Packing and doubling in metric spaces with curvature bounded above (Q2114190)

In this remarkable paper, the authors study locally compact, locally geodesically complete, locally \(\mathrm{CAT}(\kappa)\)-spaces, which the author abbreviate by \(\mathrm{GCBA}^{\kappa}\)-spaces. These spaces are natural generalizations and limits of Riemannian manifolds with sectional curvature bounded from above and they are not necessarily manifolds. A general research topic is to obtain results for \(\mathrm{GCBA}^{\kappa}\)-spaces that are known to hold in the case of Riemannian manifolds with sectional curvature bounded from above.
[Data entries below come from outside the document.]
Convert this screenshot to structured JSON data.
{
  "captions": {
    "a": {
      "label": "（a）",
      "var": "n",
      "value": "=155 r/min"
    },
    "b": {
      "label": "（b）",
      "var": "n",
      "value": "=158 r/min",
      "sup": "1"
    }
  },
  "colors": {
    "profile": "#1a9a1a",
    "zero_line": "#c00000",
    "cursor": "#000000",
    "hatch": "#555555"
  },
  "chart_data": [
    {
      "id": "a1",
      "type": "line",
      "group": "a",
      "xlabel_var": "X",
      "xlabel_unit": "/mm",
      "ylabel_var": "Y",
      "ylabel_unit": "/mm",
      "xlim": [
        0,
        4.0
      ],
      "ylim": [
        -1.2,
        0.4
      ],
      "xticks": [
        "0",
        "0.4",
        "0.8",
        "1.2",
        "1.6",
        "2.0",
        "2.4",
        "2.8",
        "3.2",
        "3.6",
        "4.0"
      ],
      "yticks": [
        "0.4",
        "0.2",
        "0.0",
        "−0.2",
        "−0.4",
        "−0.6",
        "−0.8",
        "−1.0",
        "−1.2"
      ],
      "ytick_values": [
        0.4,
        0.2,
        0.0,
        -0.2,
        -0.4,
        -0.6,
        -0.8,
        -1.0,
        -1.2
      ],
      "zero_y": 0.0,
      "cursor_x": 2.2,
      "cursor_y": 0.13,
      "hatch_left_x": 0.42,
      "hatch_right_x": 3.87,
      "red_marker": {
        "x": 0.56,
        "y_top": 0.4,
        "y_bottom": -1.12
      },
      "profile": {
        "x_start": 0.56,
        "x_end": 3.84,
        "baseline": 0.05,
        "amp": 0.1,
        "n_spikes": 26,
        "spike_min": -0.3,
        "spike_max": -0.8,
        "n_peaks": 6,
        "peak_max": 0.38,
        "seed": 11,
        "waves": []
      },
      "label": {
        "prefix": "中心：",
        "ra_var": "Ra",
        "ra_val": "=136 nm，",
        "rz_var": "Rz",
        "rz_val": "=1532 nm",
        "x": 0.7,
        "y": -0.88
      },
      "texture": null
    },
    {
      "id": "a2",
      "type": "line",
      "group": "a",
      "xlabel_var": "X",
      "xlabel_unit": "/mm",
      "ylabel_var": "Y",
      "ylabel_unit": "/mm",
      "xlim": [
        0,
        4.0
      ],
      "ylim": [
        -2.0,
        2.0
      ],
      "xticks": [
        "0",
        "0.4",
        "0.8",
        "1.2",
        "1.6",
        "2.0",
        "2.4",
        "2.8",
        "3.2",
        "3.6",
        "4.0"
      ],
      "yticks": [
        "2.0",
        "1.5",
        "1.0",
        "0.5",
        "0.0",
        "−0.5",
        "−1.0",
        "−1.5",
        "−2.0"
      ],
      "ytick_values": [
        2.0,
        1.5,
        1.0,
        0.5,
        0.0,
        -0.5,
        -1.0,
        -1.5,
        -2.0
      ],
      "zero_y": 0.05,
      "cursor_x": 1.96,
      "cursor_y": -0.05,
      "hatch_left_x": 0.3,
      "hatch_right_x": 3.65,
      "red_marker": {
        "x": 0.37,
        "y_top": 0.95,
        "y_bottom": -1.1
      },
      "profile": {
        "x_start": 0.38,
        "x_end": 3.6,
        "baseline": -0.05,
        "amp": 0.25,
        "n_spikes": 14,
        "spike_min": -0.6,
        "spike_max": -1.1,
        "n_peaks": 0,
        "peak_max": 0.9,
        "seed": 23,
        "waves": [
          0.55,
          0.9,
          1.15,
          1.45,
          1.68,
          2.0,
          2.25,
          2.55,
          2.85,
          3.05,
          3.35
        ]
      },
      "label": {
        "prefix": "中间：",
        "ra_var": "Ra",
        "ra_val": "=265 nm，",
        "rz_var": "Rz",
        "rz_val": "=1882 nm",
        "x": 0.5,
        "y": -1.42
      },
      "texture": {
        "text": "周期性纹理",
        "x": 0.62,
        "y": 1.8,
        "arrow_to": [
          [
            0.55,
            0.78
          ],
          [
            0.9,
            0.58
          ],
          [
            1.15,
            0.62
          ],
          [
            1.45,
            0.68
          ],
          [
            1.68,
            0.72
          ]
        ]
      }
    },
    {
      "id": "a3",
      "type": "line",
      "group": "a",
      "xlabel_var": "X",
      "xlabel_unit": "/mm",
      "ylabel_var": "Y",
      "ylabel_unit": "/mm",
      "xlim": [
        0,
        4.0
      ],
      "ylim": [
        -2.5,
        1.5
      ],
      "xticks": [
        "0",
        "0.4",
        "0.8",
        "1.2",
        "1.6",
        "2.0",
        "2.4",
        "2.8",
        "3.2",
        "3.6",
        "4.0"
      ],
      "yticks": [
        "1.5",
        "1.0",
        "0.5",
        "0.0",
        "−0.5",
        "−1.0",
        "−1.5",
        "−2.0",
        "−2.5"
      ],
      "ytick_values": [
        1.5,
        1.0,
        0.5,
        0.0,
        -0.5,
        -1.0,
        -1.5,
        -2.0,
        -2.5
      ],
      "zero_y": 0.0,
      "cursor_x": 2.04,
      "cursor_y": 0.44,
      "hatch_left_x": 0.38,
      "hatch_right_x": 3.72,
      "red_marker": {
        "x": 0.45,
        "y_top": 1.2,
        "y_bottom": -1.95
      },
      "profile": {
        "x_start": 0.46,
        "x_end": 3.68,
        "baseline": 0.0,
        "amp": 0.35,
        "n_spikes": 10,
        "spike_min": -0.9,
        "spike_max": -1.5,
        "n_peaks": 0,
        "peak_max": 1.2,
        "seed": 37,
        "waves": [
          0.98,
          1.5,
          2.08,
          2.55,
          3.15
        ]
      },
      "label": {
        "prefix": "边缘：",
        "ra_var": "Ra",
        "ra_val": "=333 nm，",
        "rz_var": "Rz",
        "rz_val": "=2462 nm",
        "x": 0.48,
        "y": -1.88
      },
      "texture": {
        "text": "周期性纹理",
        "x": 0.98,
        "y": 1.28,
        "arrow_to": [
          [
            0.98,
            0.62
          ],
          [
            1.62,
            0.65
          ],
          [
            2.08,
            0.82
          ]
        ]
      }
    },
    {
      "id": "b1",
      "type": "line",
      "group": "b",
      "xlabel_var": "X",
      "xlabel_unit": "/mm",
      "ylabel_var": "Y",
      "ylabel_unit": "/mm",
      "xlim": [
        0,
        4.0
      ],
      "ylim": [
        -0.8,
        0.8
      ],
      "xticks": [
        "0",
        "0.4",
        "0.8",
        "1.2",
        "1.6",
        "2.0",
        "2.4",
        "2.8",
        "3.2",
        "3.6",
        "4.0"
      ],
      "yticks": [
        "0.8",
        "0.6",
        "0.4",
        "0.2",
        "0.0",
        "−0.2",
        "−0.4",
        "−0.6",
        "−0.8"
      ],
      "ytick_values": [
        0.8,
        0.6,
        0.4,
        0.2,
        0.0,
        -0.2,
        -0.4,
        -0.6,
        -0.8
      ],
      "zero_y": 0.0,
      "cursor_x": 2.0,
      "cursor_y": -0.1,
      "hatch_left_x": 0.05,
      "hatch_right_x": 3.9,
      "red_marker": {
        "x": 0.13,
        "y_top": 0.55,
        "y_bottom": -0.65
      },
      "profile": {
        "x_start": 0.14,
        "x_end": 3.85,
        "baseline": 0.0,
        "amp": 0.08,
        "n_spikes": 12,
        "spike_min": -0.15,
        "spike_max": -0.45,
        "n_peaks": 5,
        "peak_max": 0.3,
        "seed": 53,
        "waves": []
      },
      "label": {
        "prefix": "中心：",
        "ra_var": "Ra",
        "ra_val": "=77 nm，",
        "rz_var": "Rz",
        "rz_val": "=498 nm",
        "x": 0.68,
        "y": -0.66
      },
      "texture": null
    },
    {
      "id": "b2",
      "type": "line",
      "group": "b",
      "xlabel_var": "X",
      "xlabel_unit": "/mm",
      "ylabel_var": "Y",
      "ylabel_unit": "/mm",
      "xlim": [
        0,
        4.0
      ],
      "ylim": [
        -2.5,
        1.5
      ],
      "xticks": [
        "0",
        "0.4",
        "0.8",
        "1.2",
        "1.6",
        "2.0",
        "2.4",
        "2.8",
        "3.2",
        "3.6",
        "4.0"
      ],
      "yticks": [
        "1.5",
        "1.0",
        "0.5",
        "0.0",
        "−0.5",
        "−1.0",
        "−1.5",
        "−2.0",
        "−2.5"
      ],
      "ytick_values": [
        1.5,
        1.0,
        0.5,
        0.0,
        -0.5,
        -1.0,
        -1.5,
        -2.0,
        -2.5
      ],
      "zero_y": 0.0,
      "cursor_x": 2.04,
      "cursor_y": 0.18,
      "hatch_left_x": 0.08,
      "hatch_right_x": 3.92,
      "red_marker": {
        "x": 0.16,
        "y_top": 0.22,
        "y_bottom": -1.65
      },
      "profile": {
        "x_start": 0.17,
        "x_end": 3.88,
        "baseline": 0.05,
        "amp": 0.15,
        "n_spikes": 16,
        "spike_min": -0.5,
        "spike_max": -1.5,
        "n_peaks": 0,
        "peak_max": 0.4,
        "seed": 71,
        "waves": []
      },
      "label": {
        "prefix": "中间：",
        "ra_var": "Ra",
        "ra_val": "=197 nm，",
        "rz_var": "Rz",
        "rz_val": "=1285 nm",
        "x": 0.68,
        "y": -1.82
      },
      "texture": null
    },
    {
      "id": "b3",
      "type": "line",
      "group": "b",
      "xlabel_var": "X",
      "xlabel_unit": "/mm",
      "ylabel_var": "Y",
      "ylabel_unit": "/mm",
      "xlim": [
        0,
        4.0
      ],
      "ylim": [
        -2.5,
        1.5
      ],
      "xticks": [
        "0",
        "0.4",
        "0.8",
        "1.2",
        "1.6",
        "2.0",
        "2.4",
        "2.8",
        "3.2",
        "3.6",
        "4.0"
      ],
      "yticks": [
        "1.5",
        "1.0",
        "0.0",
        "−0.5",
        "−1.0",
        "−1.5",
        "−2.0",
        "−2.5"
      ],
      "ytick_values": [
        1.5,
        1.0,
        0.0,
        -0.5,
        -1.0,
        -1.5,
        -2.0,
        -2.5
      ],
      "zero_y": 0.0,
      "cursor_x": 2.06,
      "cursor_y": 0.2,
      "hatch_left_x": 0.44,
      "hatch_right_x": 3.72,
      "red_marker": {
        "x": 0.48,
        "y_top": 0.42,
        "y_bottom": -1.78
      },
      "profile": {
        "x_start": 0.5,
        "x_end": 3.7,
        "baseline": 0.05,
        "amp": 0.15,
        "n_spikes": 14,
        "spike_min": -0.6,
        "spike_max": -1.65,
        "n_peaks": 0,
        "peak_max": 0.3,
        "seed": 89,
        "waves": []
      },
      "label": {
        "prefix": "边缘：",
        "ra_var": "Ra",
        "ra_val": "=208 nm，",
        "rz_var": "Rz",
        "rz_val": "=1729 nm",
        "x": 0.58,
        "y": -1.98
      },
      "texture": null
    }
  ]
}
The authors obtain several results on \(\mathrm{GCBA}^{\kappa}\)-spaces, among then the following: They prove for such spaces a local volume estimate for balls of radius smaller than a constant which they call the almost-convexity radius which are analogues of classical results obtained by C. Croke in the Riemannian case. The estimate depends only on the dimension of the space. They also show that a local doubling condition (a condition which is much weaker than a lower bound for Ricci curvature), with respect to a natural measure, implies pure-dimensionality, that is, the fact that all points have the same dimension. In the special case where the spaces satisfy a uniform packing condition at some fixed scale \(r_0\) or a doubling condition at arbitrarily small scale, they obtain several compactness results with respect to pointed Gromov-Hausdorff convergence. A class of examples of spaces satisfying the uniform packing condition is the class of Gromov-hyperbolic spaces of bounded entropy admitting a cocompact group action by of isometries. As a particular case, the authors study convergence and stability of \(M^{\kappa}\)-complexes with bounded geometry.